Они машинально посмотрели на каменный балкон одного дома. Это была меблированная комната, где жила Адель, танцовщица с «Веселой мельницы».
— Ты не проходил там?
— Я шел по улице По д'Ор. Двери были открыты, как обычно. Виктор и Жозеф подметали…
Жан так сжал пальцы обеих рук, что они хрустнули.
— Ты хорошо все видел сегодня ночью, правда?..
— Я уверен, что это был турок, — вздрогнув, отчеканил Дельфос.
— И сегодня на улице не было полиции?
— Никого! Все было нормально… Виктор увидел меня и закричал: «Добрый день!»
Они вошли в «Пеликан», сели за столик возле витрины, заказали английского пива. И тут же Жан заметил человека, сидевшего прямо напротив них.

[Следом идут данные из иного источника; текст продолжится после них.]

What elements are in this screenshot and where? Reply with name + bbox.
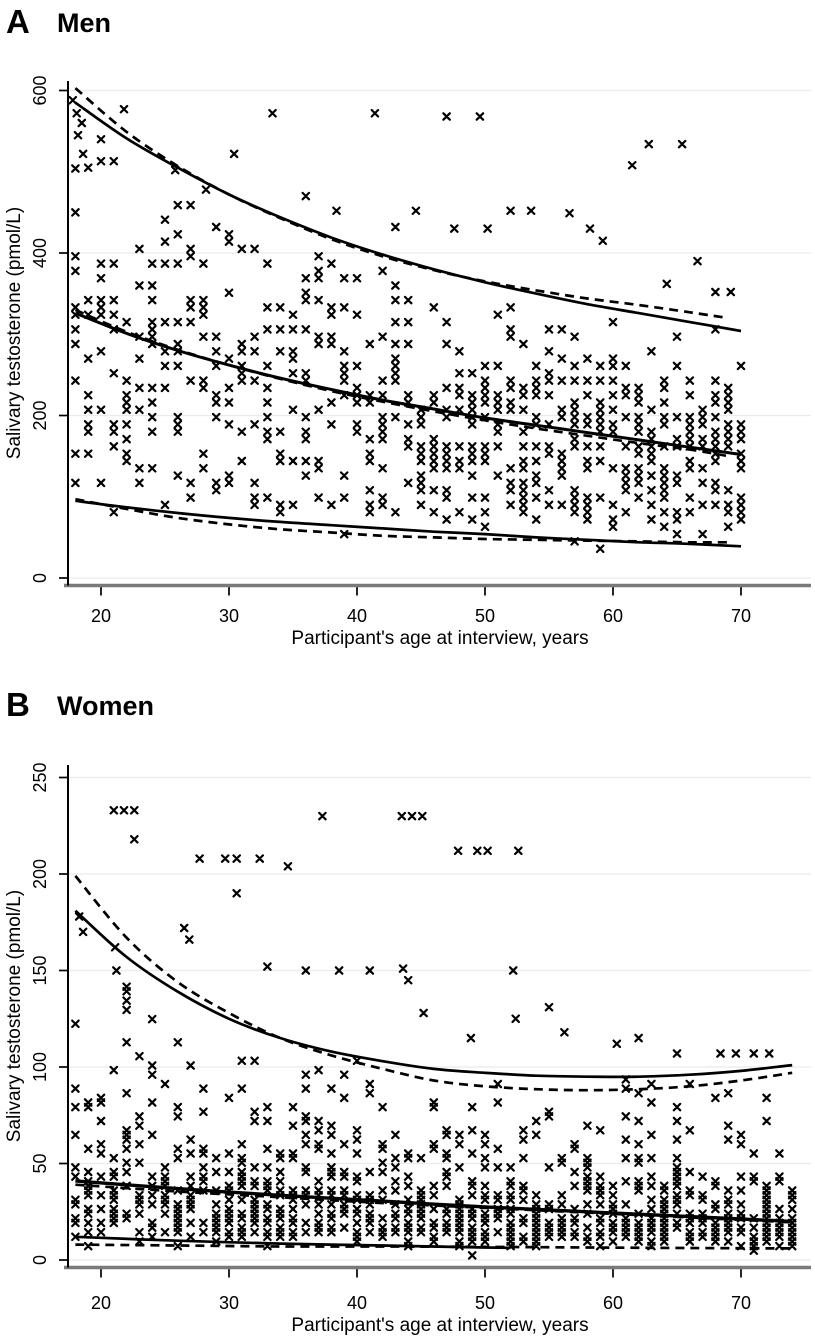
panel-b-y-axis-title: Salivary testosterone (pmol/L): [4, 889, 25, 1143]
panel-a-plot-area: [30, 75, 811, 626]
lower-percentile-curve-solid-: [75, 501, 741, 547]
y-tick-label: 150: [30, 955, 50, 986]
upper-percentile-curve-solid-: [75, 911, 792, 1077]
panel-b-x-axis-title: Participant's age at interview, years: [291, 1315, 589, 1336]
y-tick-label: 100: [30, 1051, 50, 1083]
y-tick-label: 600: [30, 75, 50, 106]
y-tick-label: 400: [30, 237, 50, 269]
median-curve-dashed-: [75, 310, 728, 456]
panel-b-plot-area: [30, 762, 811, 1313]
panel-b-label: B: [6, 686, 30, 723]
y-tick-label: 200: [30, 858, 50, 890]
x-tick-label: 70: [730, 1293, 752, 1313]
x-tick-label: 40: [346, 1293, 368, 1313]
panel-a-x-axis-title: Participant's age at interview, years: [291, 628, 589, 649]
x-tick-label: 50: [474, 1293, 496, 1313]
lower-percentile-curve-dashed-: [75, 499, 728, 542]
x-tick-label: 20: [90, 606, 112, 626]
y-tick-label: 0: [30, 1254, 50, 1266]
panel-a-title: Men: [57, 8, 111, 38]
y-tick-label: 200: [30, 400, 50, 431]
upper-percentile-curve-dashed-: [75, 88, 728, 318]
x-tick-label: 60: [602, 606, 624, 626]
panel-a-y-axis-title: Salivary testosterone (pmol/L): [4, 206, 25, 460]
x-tick-label: 70: [730, 606, 752, 626]
x-tick-label: 60: [602, 1293, 624, 1313]
x-tick-label: 30: [218, 1293, 240, 1313]
upper-percentile-curve-dashed-: [75, 876, 792, 1090]
panel-b: [4, 686, 811, 1336]
y-tick-label: 0: [30, 572, 50, 584]
y-tick-label: 250: [30, 762, 50, 793]
upper-percentile-curve-solid-: [75, 103, 741, 331]
x-tick-label: 20: [90, 1293, 112, 1313]
panel-a-label: A: [6, 3, 30, 40]
y-tick-label: 50: [30, 1153, 50, 1174]
x-tick-label: 50: [474, 606, 496, 626]
x-tick-label: 30: [218, 606, 240, 626]
x-tick-label: 40: [346, 606, 368, 626]
panel-a: [4, 3, 811, 649]
panel-b-title: Women: [57, 691, 155, 721]
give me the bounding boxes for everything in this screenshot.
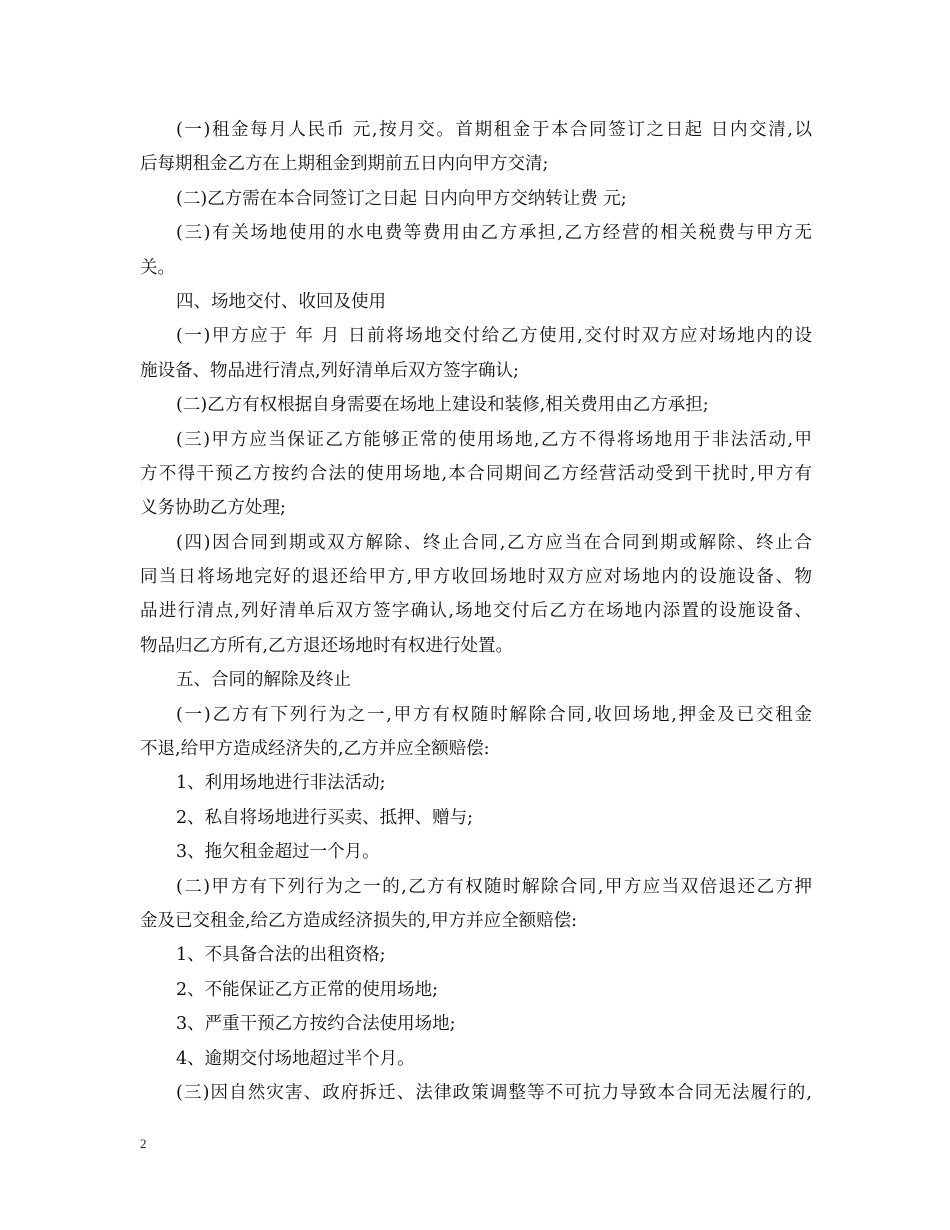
list-item: 2、私自将场地进行买卖、抵押、赠与; xyxy=(176,807,474,828)
page-number: 2 xyxy=(140,1136,147,1151)
list-item: 3、严重干预乙方按约合法使用场地; xyxy=(176,1014,456,1035)
paragraph-line: 不退,给甲方造成经济失的,乙方并应全额赔偿: xyxy=(140,739,490,760)
paragraph-line: (三)因自然灾害、政府拆迁、法律政策调整等不可抗力导致本合同无法履行的, xyxy=(176,1082,812,1103)
list-item: 2、不能保证乙方正常的使用场地; xyxy=(176,979,439,1000)
list-item: 4、逾期交付场地超过半个月。 xyxy=(176,1048,415,1069)
paragraph-line: 义务协助乙方处理; xyxy=(140,498,286,519)
paragraph-line: 品进行清点,列好清单后双方签字确认,场地交付后乙方在场地内添置的设施设备、 xyxy=(140,601,812,622)
list-item: 1、不具备合法的出租资格; xyxy=(176,945,386,966)
section-heading: 四、场地交付、收回及使用 xyxy=(176,291,386,312)
paragraph-line: (二)乙方有权根据自身需要在场地上建设和装修,相关费用由乙方承担; xyxy=(176,395,709,416)
paragraph-line: (一)租金每月人民币 元,按月交。首期租金于本合同签订之日起 日内交清,以 xyxy=(176,120,812,140)
paragraph-line: 后每期租金乙方在上期租金到期前五日内向甲方交清; xyxy=(140,154,549,175)
paragraph-line: (一)甲方应于 年 月 日前将场地交付给乙方使用,交付时双方应对场地内的设 xyxy=(176,326,812,347)
paragraph-line: 同当日将场地完好的退还给甲方,甲方收回场地时双方应对场地内的设施设备、物 xyxy=(140,567,812,588)
document-body xyxy=(140,113,812,1110)
paragraph-line: (一)乙方有下列行为之一,甲方有权随时解除合同,收回场地,押金及已交租金 xyxy=(176,704,812,725)
paragraph-line: 金及已交租金,给乙方造成经济损失的,甲方并应全额赔偿: xyxy=(140,910,578,931)
paragraph-line: (三)有关场地使用的水电费等费用由乙方承担,乙方经营的相关税费与甲方无 xyxy=(176,223,812,244)
paragraph-line: (二)甲方有下列行为之一的,乙方有权随时解除合同,甲方应当双倍退还乙方押 xyxy=(176,876,812,897)
list-item: 3、拖欠租金超过一个月。 xyxy=(176,842,380,863)
section-heading: 五、合同的解除及终止 xyxy=(176,670,351,691)
paragraph-line: (三)甲方应当保证乙方能够正常的使用场地,乙方不得将场地用于非法活动,甲 xyxy=(176,429,812,450)
paragraph-line: 关。 xyxy=(140,257,175,278)
paragraph-line: 方不得干预乙方按约合法的使用场地,本合同期间乙方经营活动受到干扰时,甲方有 xyxy=(140,463,812,484)
list-item: 1、利用场地进行非法活动; xyxy=(176,773,386,794)
paragraph-line: (二)乙方需在本合同签订之日起 日内向甲方交纳转让费 元; xyxy=(176,188,627,209)
paragraph-line: 施设备、物品进行清点,列好清单后双方签字确认; xyxy=(140,360,519,381)
paragraph-line: (四)因合同到期或双方解除、终止合同,乙方应当在合同到期或解除、终止合 xyxy=(176,532,812,553)
paragraph-line: 物品归乙方所有,乙方退还场地时有权进行处置。 xyxy=(140,635,514,656)
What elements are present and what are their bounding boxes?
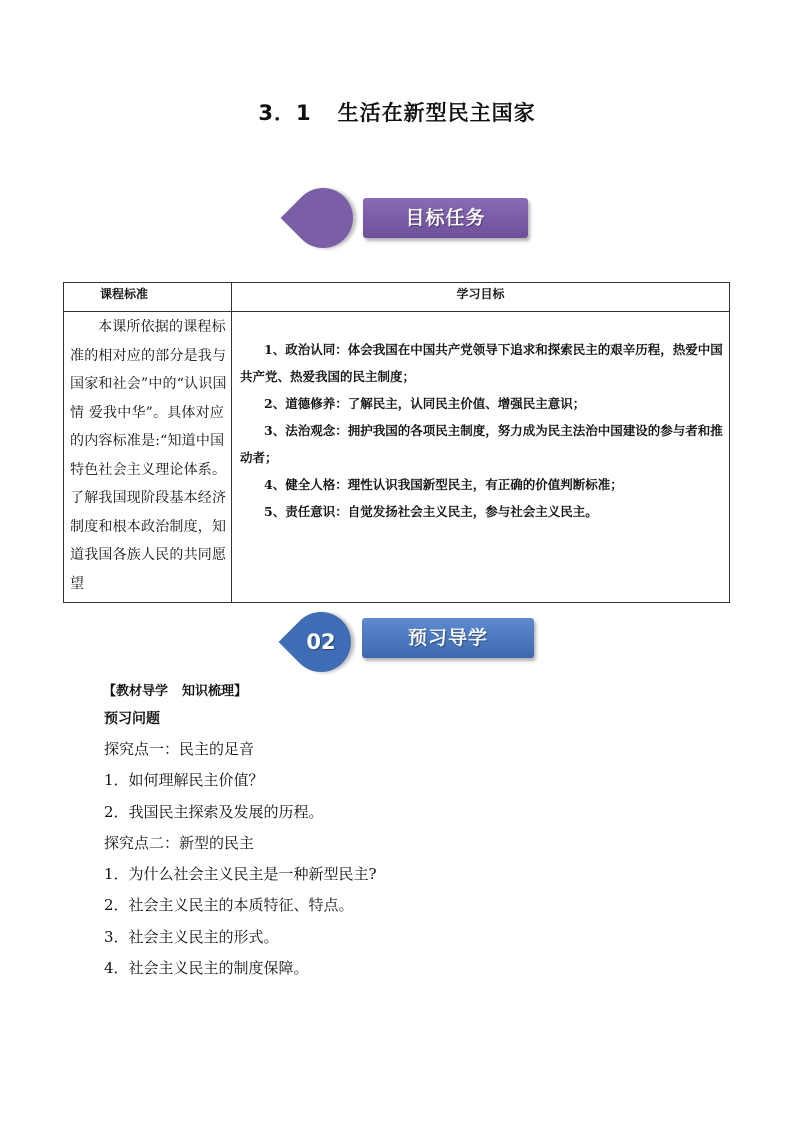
objectives-badge-label: 目标任务	[363, 198, 528, 238]
list-item: 4．社会主义民主的制度保障。	[104, 959, 309, 977]
list-item: 2．我国民主探索及发展的历程。	[104, 803, 324, 821]
goal-item: 2、道德修养：了解民主，认同民主价值、增强民主意识；	[264, 396, 586, 411]
preview-questions-heading: 预习问题	[104, 711, 160, 727]
learning-goals-cell	[232, 312, 730, 603]
table-row	[64, 312, 730, 603]
section-tag	[103, 680, 247, 699]
list-item: 探究点一：民主的足音	[104, 740, 255, 758]
list-item: 1．如何理解民主价值？	[104, 771, 264, 789]
preview-badge-label: 预习导学	[362, 618, 534, 658]
table-header-row	[64, 283, 730, 312]
tag-part-b: 知识梳理】	[182, 684, 248, 699]
section-number: 3．1	[258, 101, 312, 125]
list-item: 3．社会主义民主的形式。	[104, 928, 279, 946]
header-learning-goals: 学习目标	[232, 283, 730, 312]
goal-item: 4、健全人格：理性认识我国新型民主，有正确的价值判断标准；	[264, 477, 623, 492]
standards-table	[63, 282, 730, 603]
goal-item: 5、责任意识：自觉发扬社会主义民主，参与社会主义民主。	[264, 504, 598, 519]
goal-item: 3、法治观念：拥护我国的各项民主制度，努力成为民主法治中国建设的参与者和推动者；	[240, 423, 723, 465]
objectives-badge	[287, 186, 532, 248]
page-title	[0, 97, 794, 127]
preview-badge	[287, 610, 537, 674]
badge-number: 02	[306, 630, 336, 654]
tag-part-a: 【教材导学	[103, 684, 169, 699]
list-item: 2．社会主义民主的本质特征、特点。	[104, 896, 354, 914]
curriculum-standard-text: 本课所依据的课程标准的相对应的部分是我与国家和社会”中的“认识国情 爱我中华”。具体对应的内容标准是:“知道中国特色社会主义理论体系。了解我国现阶段基本经济制度和根本政治制度，知道我国各族人民的共同愿望	[64, 312, 232, 603]
header-curriculum-standard: 课程标准	[64, 283, 232, 312]
badge-disc-icon	[281, 176, 366, 261]
list-item: 探究点二：新型的民主	[104, 834, 255, 852]
goal-item: 1、政治认同：体会我国在中国共产党领导下追求和探索民主的艰辛历程，热爱中国共产党、热爱我国的民主制度；	[240, 342, 723, 384]
section-title: 生活在新型民主国家	[337, 101, 536, 125]
list-item: 1．为什么社会主义民主是一种新型民主?	[104, 865, 377, 883]
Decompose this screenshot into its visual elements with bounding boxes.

— Не оборачивайся… Смотри в зеркало… Этой ночью он был в… Ты знаешь, что я хочу сказать…
— Вот этот здоровяк? Да, я узнаю его…
Это был клиент, вошедший последним в «Веселую мельницу», тот объемистый и могучий человек, который пил только пиво.
— Он, вероятно, не из Льежа.
— Курит французский табак. Осторожно! Он наблюдает за нами.
— Гарсон! — позвал Дельфос. — Сколько с нас? Кажется, мы были вам должны сорок два франка?
Он протянул ассигнацию в сто франков, так, чтобы официант мог заметить у него несколько таких же.
— Получите!
Они нигде не находили себе места. Посидев немного, вышли, и Шабо с беспокойством обернулся.
— Этот человек следит за нами… Во всяком случае, он идет сзади.
— Замолчи! Ты в конце концов меня напугаешь. Зачем ему следить за нами?
— Но турка-то, наверное, нашли… Или же он не был мертв…
— Ну, замолчи же! — проворчал Дельфос еще более резко.
Они молча прошли метров триста.
— Ты считаешь, что мы должны пойти туда сегодня вечером?
— Конечно! Это покажется подозрительным, если мы…
— Послушай! Может, Адель что-нибудь знает?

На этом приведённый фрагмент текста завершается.